Pacific is the first West Coast Conference team to cancel a trip to Provo in the aftermath of the Duke volleyball match in August. South Carolina’s women’s basketball team canceled a non-conference home-and-home series with BYU.

Related: South Carolina Team Cancels Series with BYU Over Slur

In the wake of Pacific's decision, BYU issued the following statement, as reported by KSL in Salt Lake City:

“The University of the Pacific’s decision to forfeit this week’s women’s volleyball match is unwarranted and deeply disappointing. Following the Aug. 26 allegation, BYU conducted an extensive review and found no evidence to corroborate this allegation. As we have stated previously, BYU will not tolerate any conduct that would make a student-athlete feel unsafe in our athletic environments. It is unfortunate that Pacific would make a decision that perpetuates the very challenge we are working to heal in our polarized society.

“BYU continues to provide one of the best environments in college volleyball. The most storied programs in volleyball, both women’s and men’s, have competed for decades on our campus and expressed appreciation for their experience at BYU. We have hosted the NCAA Women’s Tournament for the past seven years in a row.

“We recognize the real challenges of racism in our society, and we reiterate our strong belief that the solution is to work together in addressing these issues and not to separate from one another. We regret that Pacific elected not to work with us in addressing their concerns."

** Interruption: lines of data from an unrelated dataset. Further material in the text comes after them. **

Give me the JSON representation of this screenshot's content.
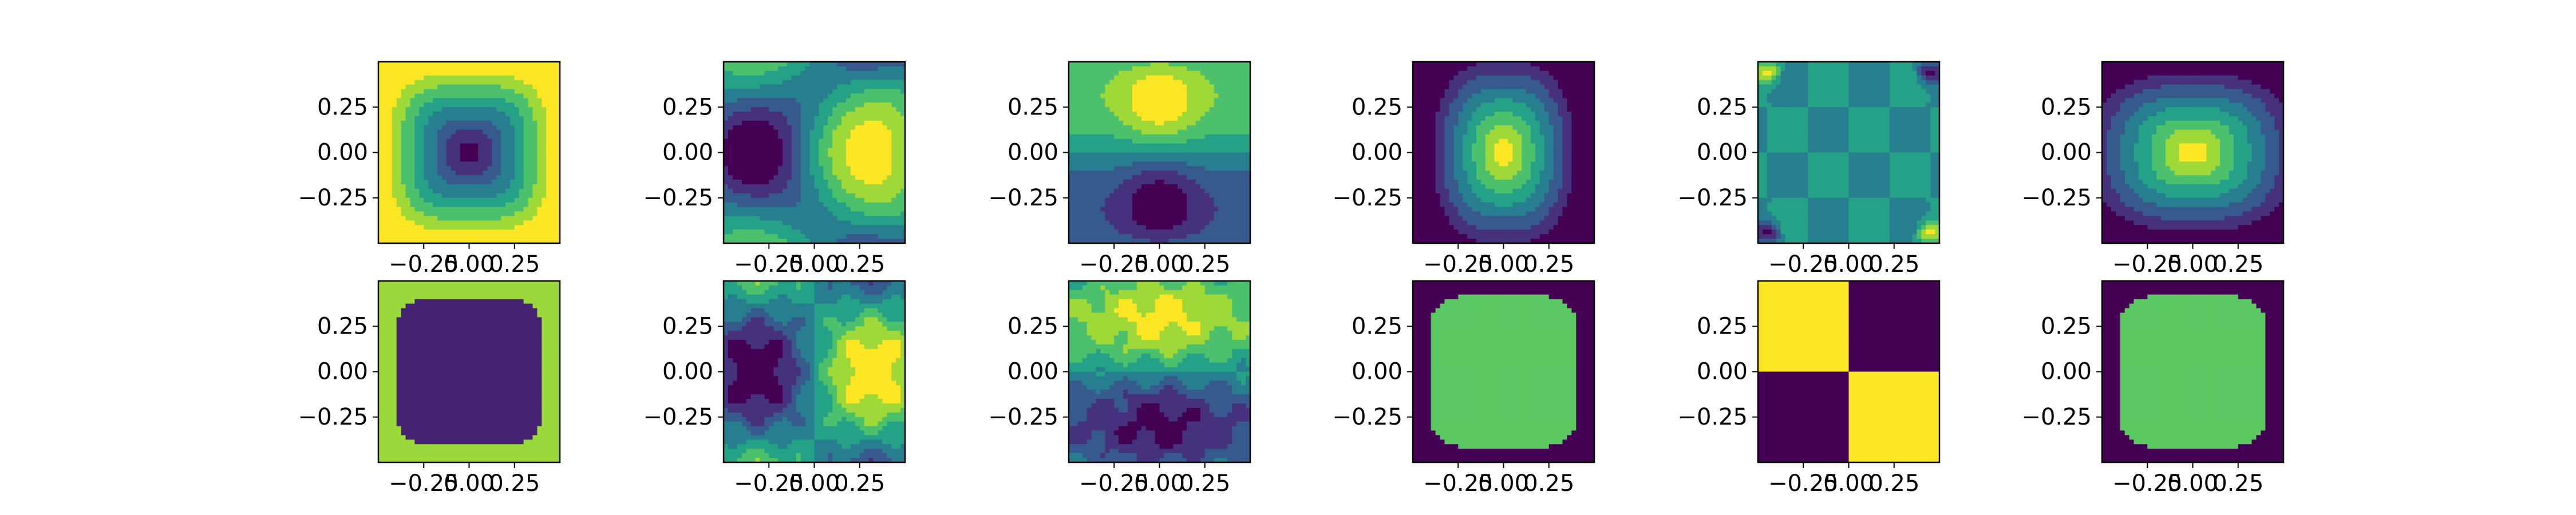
{
  "chart_data": {
    "type": "contour",
    "grid": {
      "rows": 2,
      "cols": 6
    },
    "colormap": "viridis",
    "colormap_stops": [
      "#440154",
      "#472c7a",
      "#3b518b",
      "#2c718e",
      "#21908d",
      "#27ad81",
      "#5cc863",
      "#aadc32",
      "#fde725"
    ],
    "xlim": [
      -0.5,
      0.5
    ],
    "ylim": [
      -0.5,
      0.5
    ],
    "x_ticks": [
      -0.25,
      0.0,
      0.25
    ],
    "x_tick_labels": [
      "−0.25",
      "0.00",
      "0.25"
    ],
    "y_ticks": [
      0.25,
      0.0,
      -0.25
    ],
    "y_tick_labels": [
      "0.25",
      "0.00",
      "−0.25"
    ],
    "panels": [
      {
        "row": 0,
        "col": 0,
        "pattern": "center-minimum",
        "levels": 8
      },
      {
        "row": 0,
        "col": 1,
        "pattern": "left-low-right-high",
        "levels": 8
      },
      {
        "row": 0,
        "col": 2,
        "pattern": "top-high-bottom-low",
        "levels": 8
      },
      {
        "row": 0,
        "col": 3,
        "pattern": "center-maximum",
        "levels": 8
      },
      {
        "row": 0,
        "col": 4,
        "pattern": "corner-checker-high-frequency",
        "levels": 8
      },
      {
        "row": 0,
        "col": 5,
        "pattern": "center-maximum-wide",
        "levels": 8
      },
      {
        "row": 1,
        "col": 0,
        "pattern": "center-minimum-binary",
        "levels": 3
      },
      {
        "row": 1,
        "col": 1,
        "pattern": "left-low-right-high-noisy",
        "levels": 8
      },
      {
        "row": 1,
        "col": 2,
        "pattern": "top-high-bottom-low-noisy",
        "levels": 8
      },
      {
        "row": 1,
        "col": 3,
        "pattern": "center-maximum-binary",
        "levels": 2
      },
      {
        "row": 1,
        "col": 4,
        "pattern": "quadrant-checker-binary",
        "levels": 2
      },
      {
        "row": 1,
        "col": 5,
        "pattern": "center-maximum-binary",
        "levels": 2
      }
    ]
  }
}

The WCC issued its own statement, as reported by the Deseret News:

“The West Coast Conference has been notified by the University of the Pacific of the volleyball program's decision not to compete in the Nov. 10 match against Brigham Young University as part of the WCC regular season schedule. The conference has had regular communication with each institution since becoming aware of this intention and understands the sensitivities with both programs. The WCC continues to encourage civility and respect for everyone involved or impacted with this decision.”